Pushing a narrative

Sandy Hingston writes in Philadelphia Magazine on two members of “Philly’s Young Advocates of Planned Parenthood,” a booster group.

This caught my attention for a few reasons. First, because I’m the same age as the women featured in the article, but I hold a different perspective about what America’s spectrum of choice should look like. Second, because the language I’m excerpting reads less like opinion informed by experience and more like PR-speak. At the risk of being a man who has an opinion on human sexuality and public policy, I thought I’d reflect on this.

“It’s an insidious attack,” [Joan Heider, 27] declares. “They insist they’re passing it to help women. That’s what Kathy Rapp” — the state representative who sponsored H.B. 1948 — “called her last bill in 2012, the one that pushed ultrasounds on women seeking abortion: ‘Women’s Right to Know.’” She’s getting even more worked up. “People pushing pro-life have a very simplistic understanding of women’s reproductive rights. Their activism doesn’t spring from a desire to protect the unborn; it’s to control women’s lives. They’re pro-no-sex-for-women. You can tell they’re hypocritical because they’re not in favor of birth control!”

That’s right, of course. It’s long been an ambition of people like Rep. Kathy Rapp that she get to live a sexless life.

Certainly, when I joined the board of the Pro-Life Union of Greater Philadephia four years ago, it was not to serve women—pregnant—who wanted to choose something other than abortion.
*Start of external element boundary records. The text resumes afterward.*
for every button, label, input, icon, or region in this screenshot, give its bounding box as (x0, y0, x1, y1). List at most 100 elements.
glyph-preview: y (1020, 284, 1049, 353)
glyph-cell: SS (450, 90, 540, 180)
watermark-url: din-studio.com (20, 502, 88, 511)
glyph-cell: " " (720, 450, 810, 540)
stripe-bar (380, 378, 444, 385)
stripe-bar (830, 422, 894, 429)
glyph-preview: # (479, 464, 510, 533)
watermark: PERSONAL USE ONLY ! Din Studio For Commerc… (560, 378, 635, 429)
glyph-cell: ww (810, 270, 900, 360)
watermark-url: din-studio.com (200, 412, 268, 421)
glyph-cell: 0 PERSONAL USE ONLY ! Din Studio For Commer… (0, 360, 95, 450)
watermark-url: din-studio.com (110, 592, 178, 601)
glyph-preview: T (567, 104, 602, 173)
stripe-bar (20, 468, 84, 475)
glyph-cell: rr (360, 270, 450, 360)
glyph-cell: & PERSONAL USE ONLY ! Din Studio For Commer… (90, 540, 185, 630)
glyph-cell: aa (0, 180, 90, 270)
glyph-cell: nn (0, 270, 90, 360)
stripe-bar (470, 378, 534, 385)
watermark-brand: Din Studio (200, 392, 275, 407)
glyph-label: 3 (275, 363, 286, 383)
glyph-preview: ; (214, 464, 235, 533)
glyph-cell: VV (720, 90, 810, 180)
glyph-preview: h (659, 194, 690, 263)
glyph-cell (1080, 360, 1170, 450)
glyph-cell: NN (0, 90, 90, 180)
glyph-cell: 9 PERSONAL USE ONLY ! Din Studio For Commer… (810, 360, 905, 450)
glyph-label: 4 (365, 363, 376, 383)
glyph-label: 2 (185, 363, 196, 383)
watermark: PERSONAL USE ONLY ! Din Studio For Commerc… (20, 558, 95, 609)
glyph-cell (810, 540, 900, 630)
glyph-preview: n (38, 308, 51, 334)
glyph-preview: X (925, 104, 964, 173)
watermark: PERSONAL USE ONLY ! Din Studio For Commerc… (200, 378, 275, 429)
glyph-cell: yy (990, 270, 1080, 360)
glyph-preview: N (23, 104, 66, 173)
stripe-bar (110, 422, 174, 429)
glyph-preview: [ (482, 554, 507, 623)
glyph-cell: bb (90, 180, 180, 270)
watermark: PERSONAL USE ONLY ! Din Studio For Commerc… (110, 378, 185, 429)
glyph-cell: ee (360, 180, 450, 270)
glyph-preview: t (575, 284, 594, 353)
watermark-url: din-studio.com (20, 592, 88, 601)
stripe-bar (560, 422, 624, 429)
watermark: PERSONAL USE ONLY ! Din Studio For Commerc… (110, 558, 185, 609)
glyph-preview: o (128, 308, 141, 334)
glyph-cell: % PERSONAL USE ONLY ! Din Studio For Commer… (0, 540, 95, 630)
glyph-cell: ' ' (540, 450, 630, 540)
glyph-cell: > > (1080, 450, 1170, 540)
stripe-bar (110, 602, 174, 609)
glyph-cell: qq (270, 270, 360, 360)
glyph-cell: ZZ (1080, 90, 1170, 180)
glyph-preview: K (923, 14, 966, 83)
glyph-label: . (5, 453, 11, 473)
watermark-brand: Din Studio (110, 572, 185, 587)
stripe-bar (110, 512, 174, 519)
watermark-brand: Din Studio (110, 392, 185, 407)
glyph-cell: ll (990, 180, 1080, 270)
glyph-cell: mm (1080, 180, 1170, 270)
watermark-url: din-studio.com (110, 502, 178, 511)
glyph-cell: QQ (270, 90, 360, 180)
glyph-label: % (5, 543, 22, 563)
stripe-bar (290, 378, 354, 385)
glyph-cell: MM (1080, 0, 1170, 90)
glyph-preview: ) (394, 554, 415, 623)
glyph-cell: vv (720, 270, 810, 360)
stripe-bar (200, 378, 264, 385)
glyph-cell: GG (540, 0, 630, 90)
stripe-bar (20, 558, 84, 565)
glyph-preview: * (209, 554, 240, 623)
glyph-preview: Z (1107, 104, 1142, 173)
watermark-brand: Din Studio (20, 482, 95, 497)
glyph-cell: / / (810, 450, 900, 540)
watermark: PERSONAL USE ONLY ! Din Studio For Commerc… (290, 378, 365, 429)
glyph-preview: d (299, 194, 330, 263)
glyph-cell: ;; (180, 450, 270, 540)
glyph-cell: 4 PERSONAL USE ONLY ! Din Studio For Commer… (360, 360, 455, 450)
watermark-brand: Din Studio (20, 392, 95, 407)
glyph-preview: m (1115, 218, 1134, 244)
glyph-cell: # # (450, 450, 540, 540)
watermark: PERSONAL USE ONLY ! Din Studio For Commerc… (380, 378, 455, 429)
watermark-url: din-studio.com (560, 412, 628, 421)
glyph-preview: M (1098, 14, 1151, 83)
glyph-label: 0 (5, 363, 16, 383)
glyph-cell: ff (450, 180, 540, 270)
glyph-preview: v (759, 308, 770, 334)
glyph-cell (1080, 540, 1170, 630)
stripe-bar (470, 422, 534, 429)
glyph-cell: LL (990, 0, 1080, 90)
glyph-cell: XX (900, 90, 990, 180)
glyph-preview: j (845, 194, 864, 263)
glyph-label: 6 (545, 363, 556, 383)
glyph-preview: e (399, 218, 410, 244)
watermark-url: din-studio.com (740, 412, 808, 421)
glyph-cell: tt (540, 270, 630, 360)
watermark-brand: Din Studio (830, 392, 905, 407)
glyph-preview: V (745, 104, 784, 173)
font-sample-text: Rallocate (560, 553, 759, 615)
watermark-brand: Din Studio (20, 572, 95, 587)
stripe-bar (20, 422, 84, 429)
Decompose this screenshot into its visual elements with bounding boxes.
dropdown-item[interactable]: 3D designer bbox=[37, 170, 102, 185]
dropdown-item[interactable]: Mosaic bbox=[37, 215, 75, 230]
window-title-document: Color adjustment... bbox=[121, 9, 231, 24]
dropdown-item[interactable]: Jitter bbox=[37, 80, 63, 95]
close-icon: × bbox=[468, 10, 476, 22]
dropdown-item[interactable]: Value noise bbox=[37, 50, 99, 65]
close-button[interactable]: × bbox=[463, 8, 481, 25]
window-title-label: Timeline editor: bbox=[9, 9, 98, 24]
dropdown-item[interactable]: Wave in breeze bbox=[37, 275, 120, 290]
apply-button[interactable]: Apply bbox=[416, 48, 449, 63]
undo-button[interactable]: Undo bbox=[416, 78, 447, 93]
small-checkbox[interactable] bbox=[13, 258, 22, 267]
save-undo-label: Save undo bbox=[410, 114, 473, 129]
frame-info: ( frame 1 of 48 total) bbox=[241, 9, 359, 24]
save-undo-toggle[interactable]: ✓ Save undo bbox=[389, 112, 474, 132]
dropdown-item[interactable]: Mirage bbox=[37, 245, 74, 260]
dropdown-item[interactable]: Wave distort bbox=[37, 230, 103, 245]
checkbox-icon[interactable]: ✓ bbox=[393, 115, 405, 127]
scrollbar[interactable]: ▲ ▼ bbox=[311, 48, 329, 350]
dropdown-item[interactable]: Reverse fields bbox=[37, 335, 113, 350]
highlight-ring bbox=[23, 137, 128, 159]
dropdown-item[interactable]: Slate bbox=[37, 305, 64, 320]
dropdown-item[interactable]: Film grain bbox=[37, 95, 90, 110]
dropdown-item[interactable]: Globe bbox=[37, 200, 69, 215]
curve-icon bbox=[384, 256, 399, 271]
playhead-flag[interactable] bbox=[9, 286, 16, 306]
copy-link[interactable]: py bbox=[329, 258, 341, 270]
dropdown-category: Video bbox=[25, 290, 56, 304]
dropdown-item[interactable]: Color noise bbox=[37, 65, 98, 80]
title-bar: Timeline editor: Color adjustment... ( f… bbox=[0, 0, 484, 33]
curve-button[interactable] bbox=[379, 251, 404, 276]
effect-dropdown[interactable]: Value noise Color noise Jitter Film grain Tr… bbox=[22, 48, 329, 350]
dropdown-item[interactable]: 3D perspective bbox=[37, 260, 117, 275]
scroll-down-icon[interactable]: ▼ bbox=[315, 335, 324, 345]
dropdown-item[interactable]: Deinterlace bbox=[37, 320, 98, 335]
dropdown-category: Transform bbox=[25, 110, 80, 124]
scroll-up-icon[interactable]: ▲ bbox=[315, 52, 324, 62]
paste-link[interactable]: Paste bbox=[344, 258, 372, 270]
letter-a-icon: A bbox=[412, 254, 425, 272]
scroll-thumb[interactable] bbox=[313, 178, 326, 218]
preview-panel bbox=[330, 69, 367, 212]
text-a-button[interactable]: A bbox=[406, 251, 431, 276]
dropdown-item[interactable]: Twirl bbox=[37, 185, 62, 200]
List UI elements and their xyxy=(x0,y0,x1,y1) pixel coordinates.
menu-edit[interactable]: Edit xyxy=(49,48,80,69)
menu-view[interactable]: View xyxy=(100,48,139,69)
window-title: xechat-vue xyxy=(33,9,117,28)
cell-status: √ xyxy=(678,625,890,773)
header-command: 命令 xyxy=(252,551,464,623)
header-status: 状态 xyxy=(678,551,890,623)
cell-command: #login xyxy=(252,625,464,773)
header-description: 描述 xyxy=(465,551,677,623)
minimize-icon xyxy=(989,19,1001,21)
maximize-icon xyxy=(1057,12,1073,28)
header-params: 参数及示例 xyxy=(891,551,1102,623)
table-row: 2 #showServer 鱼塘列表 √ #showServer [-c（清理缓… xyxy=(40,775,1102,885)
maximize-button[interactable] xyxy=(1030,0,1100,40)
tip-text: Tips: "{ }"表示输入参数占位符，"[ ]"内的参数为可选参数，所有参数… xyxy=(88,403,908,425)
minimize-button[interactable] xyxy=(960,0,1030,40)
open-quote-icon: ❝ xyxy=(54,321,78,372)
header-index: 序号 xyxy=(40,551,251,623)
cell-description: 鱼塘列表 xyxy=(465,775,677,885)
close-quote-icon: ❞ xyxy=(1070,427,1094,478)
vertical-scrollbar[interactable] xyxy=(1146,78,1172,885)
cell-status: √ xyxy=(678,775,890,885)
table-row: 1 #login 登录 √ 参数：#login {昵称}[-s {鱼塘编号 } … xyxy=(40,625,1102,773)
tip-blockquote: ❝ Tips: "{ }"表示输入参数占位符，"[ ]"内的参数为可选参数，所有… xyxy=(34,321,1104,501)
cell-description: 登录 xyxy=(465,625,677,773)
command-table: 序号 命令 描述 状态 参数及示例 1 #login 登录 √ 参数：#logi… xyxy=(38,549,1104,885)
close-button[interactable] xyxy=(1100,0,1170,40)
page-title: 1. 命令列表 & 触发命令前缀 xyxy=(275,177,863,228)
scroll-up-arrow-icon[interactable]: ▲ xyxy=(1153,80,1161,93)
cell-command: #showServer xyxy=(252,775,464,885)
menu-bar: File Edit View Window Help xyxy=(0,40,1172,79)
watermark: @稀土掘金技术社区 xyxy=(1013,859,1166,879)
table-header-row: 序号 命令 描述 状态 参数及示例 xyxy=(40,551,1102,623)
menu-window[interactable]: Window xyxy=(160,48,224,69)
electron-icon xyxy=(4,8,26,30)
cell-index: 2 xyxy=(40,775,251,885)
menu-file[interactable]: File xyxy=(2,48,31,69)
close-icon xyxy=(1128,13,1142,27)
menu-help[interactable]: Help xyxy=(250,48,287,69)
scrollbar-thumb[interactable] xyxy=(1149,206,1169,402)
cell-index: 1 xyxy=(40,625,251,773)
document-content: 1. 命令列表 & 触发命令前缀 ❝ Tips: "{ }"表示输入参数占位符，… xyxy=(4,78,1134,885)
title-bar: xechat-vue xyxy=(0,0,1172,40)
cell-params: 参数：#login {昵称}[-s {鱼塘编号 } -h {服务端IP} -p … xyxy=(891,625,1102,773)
If the mainstream Planned Parenthood narratives are to believed, how could people like me ever act in good faith, or really mean what they say? When you read excerpts like the one above, you’d think no one could ever identify as pro-life with an intent to serve women by providing things like a home or access to education, or simply loving support, in the face of parents or a boyfriend or someone else pressuring them to abort or face something like homelessness. No, everything is politics all of the time. We’re all worse off for that.

There are certainly many pro-lifers, like me, who personally reject birth control because they believe it introduces a corrosive, transactional character into relationships. Yet I know no pro-life person whose lack of “favor” for birth control in their own lives translates into a fantastical desire to prohibit the existence or access to birth control in the public square.

“I was always pro-choice,” says Heider, “but privately. Most people are. They’re not very vocal about it. The pro-life people are very vocal, and very willing to fight to restrict my rights. I want to take it back. I’ve worked to normalize discussions of abortion in my circle of friends.”

It’s among some of my most pro-life friends that discussions of abortion are most normal. I’m not talking about discussions of abortion in abstract, or in terms of policy, but actual discussion of abortions that pro-life friends had in the past, and how that decision led them to where they are today.